明日はテストがあるので、そこでもう少し学びながら別の方向性を探りたいと思います。
16位)ジェームス・エリソン GBR TECH3ヤマハ
レースの序盤はそんなに悪くありませんでした。
白線を飛び出してすぐに何人かのライダーに照準を合わせ、1コーナーまでにパスしました。そのまま逃げてチェカにくっついて行こうと思いましたが、数周でリアタイヤのグリップが無くなりオープニングラップのペースを維持できなくなったんです。
他のライダーについて行ける自信がある時にタイヤのグリップが無くなるのは本当に辛いですよ。タイヤが暴れ出した時点で負けですからね。
ダンロップにはいいタイヤもいくつかありますが、サーキット毎に路面状況は大きく異なりますので、それを見つけられるかどうかが問題です。

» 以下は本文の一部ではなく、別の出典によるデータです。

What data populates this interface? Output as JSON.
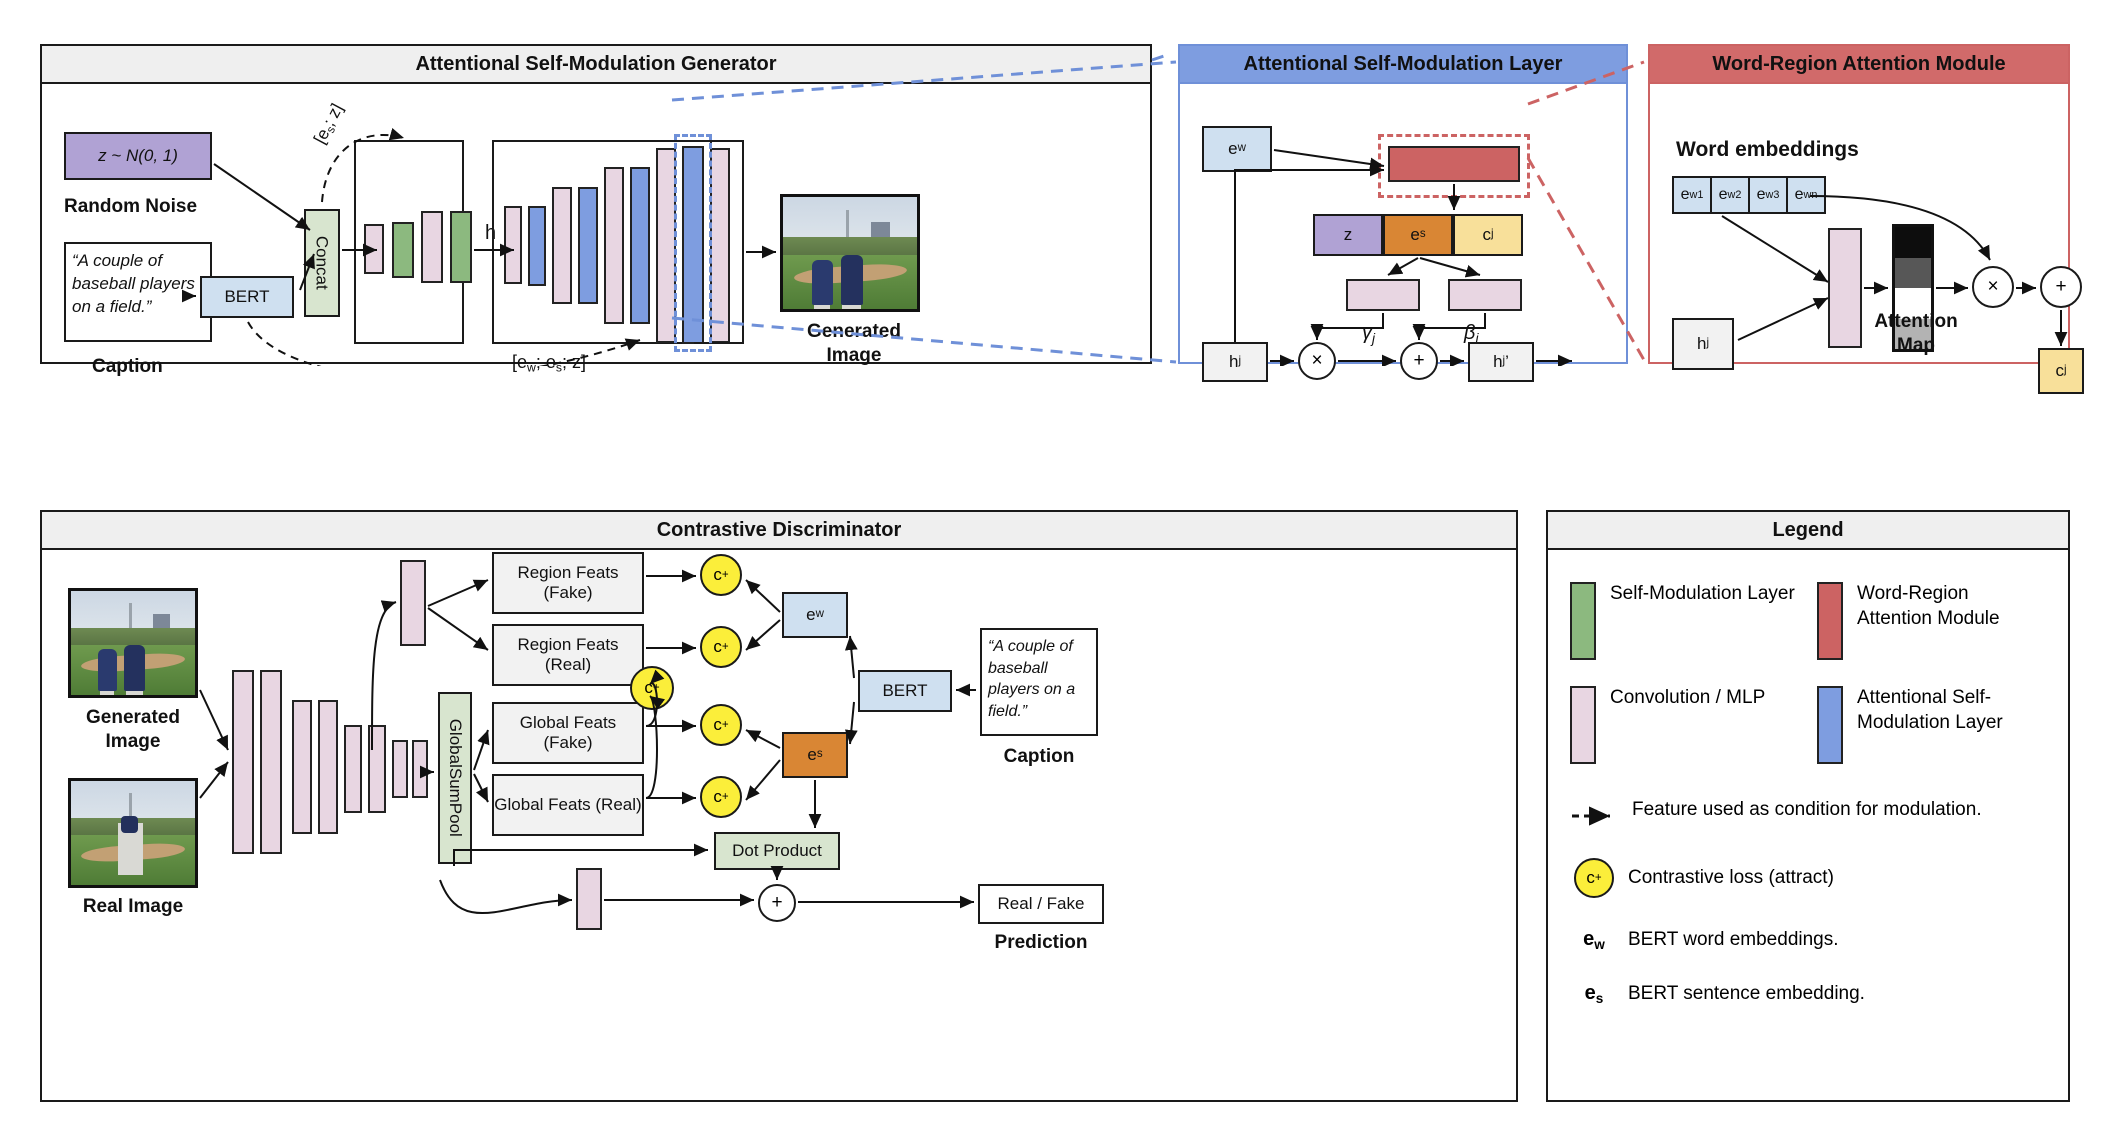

明日のテストではもっといい結果が残せると思いますが、レースじゃないのがとにかく悔しいです。早く問題を解決して、レースでプッシュしても最後まで走りきれるようになりたいですね。
17位)ホセ・ルイス・カルドソ SPA プラマック・ダンティーン
タイヤに問題があるとバイクはすごく横滑りしますから、これ以上は無理です。
ムジェロのレースでスポンサーと支援者の前で最初のポイントを凄く取りたかったので本当にがっかりです。
DNF)ケーシー・ストーナー AUS ホンダLCR
少し落ち着きました。首は凄く痛みますが、メディカルセンターで診療を受けた結果は、特に問題ないそうです。
残念ながら小さなミスをしてフロントを失いかけました。慌てて前輪を戻したらバイクの挙動がおかしくなり、でこぼこの路面に前輪を取られてしまいました。
メランドリがブレーキングで自分を前に行かせないのでイライラしました。でも、イタリア人のホームで彼らと互角に戦える事が分かったので気分はいいです。先頭集団についていけるペースで走れましたしね。
DNF)アレックス・ホフマン GER プラマック・ダンティーン
スタートは凄く良くて他のライダーと一緒に走れてました。
でも残念ながら、タイヤの温度がいつまでたっても理想的な温度に達しないので接地感が無くなり、1周目のタイムをロスしています。
その後は調子を取り戻し、前を走るライダーに近いリズムで走れるようになったのが、さらにペースをあげた原因です。結局コーナーでフロントを失いました。
残念ですが、限界を超えたら転ぶのは当然ですね。